Ireland’s Thomas Walsh makes original music that rivals the best work by two of his heroes: Electric Light Orchestra’s Jeff Lynne and Andy Partridge of XTC. Echoes of the Beatles and the Kinks’ Ray Davies crop up in his distinctive songs as well.
And while the Dublin-based musician is nowhere as well known as those artists, on his own and with his group Pugwash, Walsh has released a string of superb albums featuring an impossibly high tunefulness quotient; ear candy melodies seem to come out of him effortlessly.
Of course that’s not the case; Walsh says that for him, the process of songwriting is real work. “I fight every aspect,” he says, only half-joking. “There’s always a better option than spending the next hour going through pain and anguish over a rhyme or a chord. And the older I get, the less I want to do of that.” He describes himself as lazy, a characterization reinforced by the fact that during our Zoom interview, he’s lying prone on a couch, the camera positioned directly above him.
Walsh rhapsodizes about all the wonderful programming on Netflix, and the distractions of social media. “And then I’m thinking, ‘Oh, I should be writing a song!’ But that’s the last thing my creative body wants to do.” But happily for him and his dedicated fans, the song usually wins.
Even tossing aside those unsatisfactory tunes, Walsh consistently comes up with a bounty of supremely fetching songs. As Pugwash—the name used for solo and band releases for nearly 20 years—Walsh released nearly a dozen albums. 2012’s The Olympus Sound was nominated for the Meteor Choice Awards’ Irish Album of the Year.

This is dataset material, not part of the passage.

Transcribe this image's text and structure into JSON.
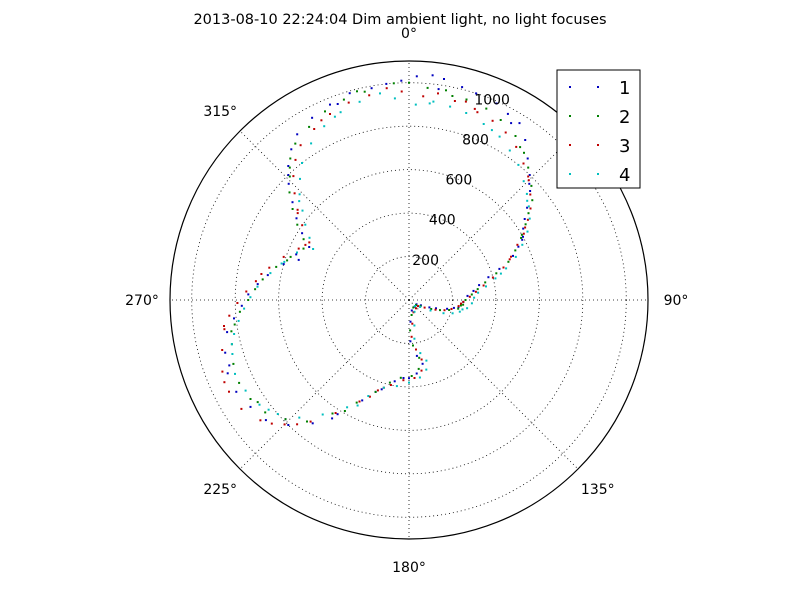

Retiring the Pugwash name last year, Walsh began releasing music under his own name with The Rest Is History. The name may have changed but the story’s the same: Walsh’s trademark hook-filled music continues to strike a perfect balance between melancholia, wistfulness, power pop energy and heartfelt, intelligent lyricism.
On The Rest is History, Walsh does nearly everything: writing, singing, guitar, keyboards, production. But he brings in pals to help at key points. Neil Hannon is his band mate in another project, the Duckworth Lewis Method; Walsh and Hannon co-wrote “A Good Day for Me,” the infectious album opener. Indie auteur Michael Penn co-wrote “Take Your Time,” another standout track on the new record. Other guests on The Rest Is History include pals Joe Elliott (Def Leppard) and former XTC guitarist Dave Gregory; the latter contributes a sublime string arrangement on “We Knew.”
Part of Walsh’ motive for retiring Pugwash was the impracticality of keeping a touring band together, especially when attempting to mount tours to North America. What concertgoers on his October run of West Coast dates will encounter, instead, is “a very oddly-shaped man sitting on a chair playing an acoustic guitar for a couple of hours,” Walsh says with a chuckle.
For the tour, Walsh has put together something very special, an item that will be available only to those who attend his current U.S. dates. “I’m doing up 50 copies of a CD,” he says. “A lot of people who’ve never heard of me turn up at shows, so I thought, ‘Why don’t I just put all my singles on a CD, do a funny cover and bring those?’”
The playfully titled Pugwash Singles Club features 14 studio tracks plus a live cut featuring the full-band lineup from a 2015 gig in Austin, Texas. Walsh concedes that while interested parties can always go listen on Spotify, a physical CD is “a nice, cool thing. And I love doing the artwork.”
An Irishman through and through, Walsh nonetheless demonstrates a deep and abiding love for America and its people. He sums up the differences between the two nations in his customarily droll manner, one that applies equally well to the music he makes: “America’s so big, it’s hard to control the madness,” he says. “Ireland is mad, too, but it’s very small…and a controlled madness.”